Palomitas de maíz: el origen milenario de esta botana 100% mexicana y sus sorprendentes beneficios para la salud

  • De ofrenda azteca a “súper snack”, la historia y virtudes del ancestral maíz palomero

 

El aroma inconfundible que antecede a la magia del cine, el acompañante fiel de reuniones y noches de cine en casa, las palomitas de maíz son mucho más que un simple bocadillo. Detrás de esas pequeñas explosiones de sabor se esconde una tradición que data de hace miles de años y una serie de beneficios que tal vez desconoces.

 

Originarias de lo que hoy es México, las palomitas de maíz vieron la luz hace aproximadamente 3600 años, según los registros más antiguos encontrados por arqueólogos.

 

Los aztecas no sólo consumían las palomitas como alimento, sino que también las utilizaban en ceremonias como ofrendas a los dioses, adornos para estatuas religiosas e incluso como adornos en collares y otras formas de decoración.

 

Los investigadores han encontrado evidencia que respalda el uso antiguo del maíz palomero en México.
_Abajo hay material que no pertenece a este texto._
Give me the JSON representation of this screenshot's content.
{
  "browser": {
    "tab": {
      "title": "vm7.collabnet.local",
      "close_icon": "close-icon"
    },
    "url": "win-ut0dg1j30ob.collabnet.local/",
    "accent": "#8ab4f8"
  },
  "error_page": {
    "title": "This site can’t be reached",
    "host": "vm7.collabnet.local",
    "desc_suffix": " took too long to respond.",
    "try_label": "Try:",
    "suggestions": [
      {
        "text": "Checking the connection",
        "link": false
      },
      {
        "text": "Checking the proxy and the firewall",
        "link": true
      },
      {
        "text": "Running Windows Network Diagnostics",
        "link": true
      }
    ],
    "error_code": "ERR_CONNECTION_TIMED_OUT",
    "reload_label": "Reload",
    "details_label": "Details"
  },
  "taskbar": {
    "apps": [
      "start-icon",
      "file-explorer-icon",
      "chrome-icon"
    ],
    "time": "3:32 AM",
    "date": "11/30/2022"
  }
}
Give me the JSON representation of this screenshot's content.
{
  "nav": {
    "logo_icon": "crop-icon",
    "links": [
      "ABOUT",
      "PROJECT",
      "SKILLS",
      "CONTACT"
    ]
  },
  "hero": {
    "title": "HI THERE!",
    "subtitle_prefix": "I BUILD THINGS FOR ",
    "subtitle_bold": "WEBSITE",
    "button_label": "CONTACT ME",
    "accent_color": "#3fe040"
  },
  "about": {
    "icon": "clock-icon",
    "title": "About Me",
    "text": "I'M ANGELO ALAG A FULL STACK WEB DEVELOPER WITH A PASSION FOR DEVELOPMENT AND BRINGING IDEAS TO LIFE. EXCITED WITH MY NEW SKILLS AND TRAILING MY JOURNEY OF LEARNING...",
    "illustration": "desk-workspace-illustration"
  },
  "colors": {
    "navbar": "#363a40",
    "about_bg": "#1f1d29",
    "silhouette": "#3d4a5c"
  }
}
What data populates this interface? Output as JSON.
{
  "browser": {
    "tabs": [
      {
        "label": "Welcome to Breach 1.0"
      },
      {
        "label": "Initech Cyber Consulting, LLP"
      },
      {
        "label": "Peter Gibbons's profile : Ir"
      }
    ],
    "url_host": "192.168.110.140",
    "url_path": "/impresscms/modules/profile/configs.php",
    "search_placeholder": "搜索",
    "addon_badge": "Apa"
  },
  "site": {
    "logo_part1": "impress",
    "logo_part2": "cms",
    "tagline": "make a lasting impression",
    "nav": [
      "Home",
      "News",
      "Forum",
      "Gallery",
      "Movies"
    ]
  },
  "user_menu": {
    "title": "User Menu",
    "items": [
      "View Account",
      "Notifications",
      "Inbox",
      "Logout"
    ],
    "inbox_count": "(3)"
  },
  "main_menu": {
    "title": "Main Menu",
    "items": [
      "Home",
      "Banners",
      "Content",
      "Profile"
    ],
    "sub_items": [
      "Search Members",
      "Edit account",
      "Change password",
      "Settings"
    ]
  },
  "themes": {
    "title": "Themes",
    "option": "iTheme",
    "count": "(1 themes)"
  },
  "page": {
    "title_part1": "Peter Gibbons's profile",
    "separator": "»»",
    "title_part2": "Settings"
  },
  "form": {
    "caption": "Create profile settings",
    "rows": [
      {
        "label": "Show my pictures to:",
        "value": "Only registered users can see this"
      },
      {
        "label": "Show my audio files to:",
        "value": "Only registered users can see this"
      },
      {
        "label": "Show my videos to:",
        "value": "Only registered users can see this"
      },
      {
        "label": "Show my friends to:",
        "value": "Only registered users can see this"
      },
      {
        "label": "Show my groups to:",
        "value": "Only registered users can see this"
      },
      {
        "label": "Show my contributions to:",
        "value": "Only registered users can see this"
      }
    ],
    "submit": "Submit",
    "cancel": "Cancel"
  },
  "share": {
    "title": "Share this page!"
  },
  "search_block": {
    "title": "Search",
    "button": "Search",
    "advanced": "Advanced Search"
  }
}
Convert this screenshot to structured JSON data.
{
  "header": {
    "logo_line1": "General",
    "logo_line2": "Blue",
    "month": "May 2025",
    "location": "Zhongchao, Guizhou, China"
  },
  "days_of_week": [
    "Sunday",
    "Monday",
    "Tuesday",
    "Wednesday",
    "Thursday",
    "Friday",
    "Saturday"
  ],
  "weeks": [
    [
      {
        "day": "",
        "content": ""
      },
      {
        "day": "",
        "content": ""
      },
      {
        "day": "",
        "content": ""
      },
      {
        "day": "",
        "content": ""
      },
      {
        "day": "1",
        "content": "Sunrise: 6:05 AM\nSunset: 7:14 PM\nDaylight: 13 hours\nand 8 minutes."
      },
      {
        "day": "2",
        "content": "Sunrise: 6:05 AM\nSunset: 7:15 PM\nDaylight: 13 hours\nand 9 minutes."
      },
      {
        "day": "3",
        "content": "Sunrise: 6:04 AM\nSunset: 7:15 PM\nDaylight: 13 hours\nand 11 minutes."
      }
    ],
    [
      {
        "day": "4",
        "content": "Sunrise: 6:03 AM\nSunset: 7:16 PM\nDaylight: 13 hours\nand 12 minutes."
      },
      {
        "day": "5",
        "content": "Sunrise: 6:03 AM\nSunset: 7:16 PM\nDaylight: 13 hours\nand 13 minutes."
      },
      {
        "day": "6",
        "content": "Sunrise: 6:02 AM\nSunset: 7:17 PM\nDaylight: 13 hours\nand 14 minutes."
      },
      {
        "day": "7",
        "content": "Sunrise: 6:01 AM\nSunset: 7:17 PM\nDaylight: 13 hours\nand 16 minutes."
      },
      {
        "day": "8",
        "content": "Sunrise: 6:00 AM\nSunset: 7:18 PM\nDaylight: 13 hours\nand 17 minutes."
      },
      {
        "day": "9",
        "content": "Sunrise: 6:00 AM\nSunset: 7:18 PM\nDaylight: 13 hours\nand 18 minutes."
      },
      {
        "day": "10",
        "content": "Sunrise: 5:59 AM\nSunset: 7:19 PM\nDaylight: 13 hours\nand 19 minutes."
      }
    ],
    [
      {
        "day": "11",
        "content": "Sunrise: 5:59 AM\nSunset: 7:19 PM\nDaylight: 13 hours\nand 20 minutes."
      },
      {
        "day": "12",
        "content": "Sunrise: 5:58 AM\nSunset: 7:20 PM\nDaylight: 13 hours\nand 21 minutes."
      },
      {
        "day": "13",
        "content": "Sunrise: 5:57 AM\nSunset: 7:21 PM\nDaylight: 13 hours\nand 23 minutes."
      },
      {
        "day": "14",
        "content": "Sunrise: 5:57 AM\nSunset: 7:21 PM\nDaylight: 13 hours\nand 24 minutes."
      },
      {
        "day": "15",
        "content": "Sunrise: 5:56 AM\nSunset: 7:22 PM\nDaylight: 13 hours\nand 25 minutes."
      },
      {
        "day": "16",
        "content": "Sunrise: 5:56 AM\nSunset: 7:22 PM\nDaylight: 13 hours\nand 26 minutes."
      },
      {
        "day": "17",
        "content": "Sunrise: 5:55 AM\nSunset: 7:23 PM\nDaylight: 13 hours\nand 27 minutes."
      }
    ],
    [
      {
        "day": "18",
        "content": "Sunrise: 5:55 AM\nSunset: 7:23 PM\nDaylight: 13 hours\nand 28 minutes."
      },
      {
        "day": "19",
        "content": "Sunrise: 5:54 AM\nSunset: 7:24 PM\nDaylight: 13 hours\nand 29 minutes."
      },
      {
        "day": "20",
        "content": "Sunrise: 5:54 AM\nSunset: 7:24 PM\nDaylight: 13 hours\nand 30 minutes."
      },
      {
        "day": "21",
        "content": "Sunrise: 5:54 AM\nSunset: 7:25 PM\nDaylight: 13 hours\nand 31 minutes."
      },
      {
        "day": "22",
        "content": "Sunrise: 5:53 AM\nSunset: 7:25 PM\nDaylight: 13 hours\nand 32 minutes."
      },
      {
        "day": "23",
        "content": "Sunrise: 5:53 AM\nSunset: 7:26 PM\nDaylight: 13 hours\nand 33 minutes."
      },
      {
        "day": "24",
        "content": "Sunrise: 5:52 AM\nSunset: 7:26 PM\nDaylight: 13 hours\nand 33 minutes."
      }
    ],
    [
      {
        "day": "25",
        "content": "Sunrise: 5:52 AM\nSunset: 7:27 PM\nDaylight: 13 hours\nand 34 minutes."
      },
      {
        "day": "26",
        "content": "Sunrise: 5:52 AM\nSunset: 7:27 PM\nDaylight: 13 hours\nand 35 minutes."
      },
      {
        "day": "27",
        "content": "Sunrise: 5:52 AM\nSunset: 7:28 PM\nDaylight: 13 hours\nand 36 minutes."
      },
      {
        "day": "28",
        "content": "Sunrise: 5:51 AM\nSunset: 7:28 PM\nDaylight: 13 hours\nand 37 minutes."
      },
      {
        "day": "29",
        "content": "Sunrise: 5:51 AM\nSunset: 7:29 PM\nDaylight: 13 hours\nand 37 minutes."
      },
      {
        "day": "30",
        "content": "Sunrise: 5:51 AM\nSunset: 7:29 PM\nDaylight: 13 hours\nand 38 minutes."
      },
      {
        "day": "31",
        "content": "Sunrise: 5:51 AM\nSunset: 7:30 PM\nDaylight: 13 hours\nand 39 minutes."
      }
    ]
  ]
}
Los hallazgos arqueológicos incluyen espigas de maíz palomero y residuos de palomitas de maíz en cuevas en la región de lo que hoy es Nuevo México, datando de hasta 5600 años atrás.

 

Además, se han descubierto granos de este tipo de maíz en tumbas antiguas en Perú y otros lugares de América Latina, lo que demuestra que su uso trascendía lo culinario y tenía también un carácter ritual.

 

Pese a su antiguo origen, fue en la Gran Depresión de la década de 1930 cuando las palomitas de maíz se popularizaron en Estados Unidos debido a su bajo costo y su conveniencia como snack, asociándose luego indisolublemente a la experiencia de asistir al cine.

 

Muy nutricional

El maíz utilizado para hacer palomitas es especial, ya que tiene una cáscara dura que no se encuentra en otros tipos. Este tipo específico se llama maíz palomero.

 

El proceso de ‘explosión’ ocurre cuando el grano de maíz, que contiene una pequeña cantidad de agua almacenada en su interior, se calienta hasta que el calor transforma el agua en vapor. La presión del vapor hace que el grano explote y se “dé vuelta” al exponer el endospermo al aire, resultando en esa textura blanca y esponjosa que todos conocemos.

 

Más allá de su historia y su popularidad, las palomitas de maíz cobran relevancia en nuestros días por su perfil nutricional. Contrario a muchos snacks procesados, una porción de palomitas de maíz proporciona una cantidad significativa de fibra dietética, lo cual es esencial para una digestión saludable.

 

Las palomitas son un grano entero y por lo tanto contienen todas las partes saludables de un grano: el salvado, germen y endospermo. El consumo regular de granos enteros se asocia con un menor riesgo de enfermedades cardíacas, diabetes tipo 2, y algunos tipos de cáncer. Además, dado que son predominantemente aire, proporcionan volumen y saciedad con pocas calorías, si se evita la adición excesiva de mantequilla o aceite.

 

Potasio, magnesio y diversas vitaminas del complejo B se cuentan también entre sus aportaciones, sin olvidar los antioxidantes. Las palomitas contienen polifenoles que ayudan a combatir los radicales libres que dan pie a otras enfermedades.

 

Es claro que las palomitas de maíz son mucho más que un tentempié para disfrutar en el cine o frente al televisor. Su amplio espectro nutricional las convierte en un “súper snack” en toda regla, siempre que se mantengan en su versión más pura y se eludan las versiones con exceso de aditivos poco saludables.

 

En resumen, al disfrutar de una taza de palomitas de maíz no sólo estás masticando un bocado delicioso, sino también participando en un ritual con raíces milenarias y nutriendo a tu organismo.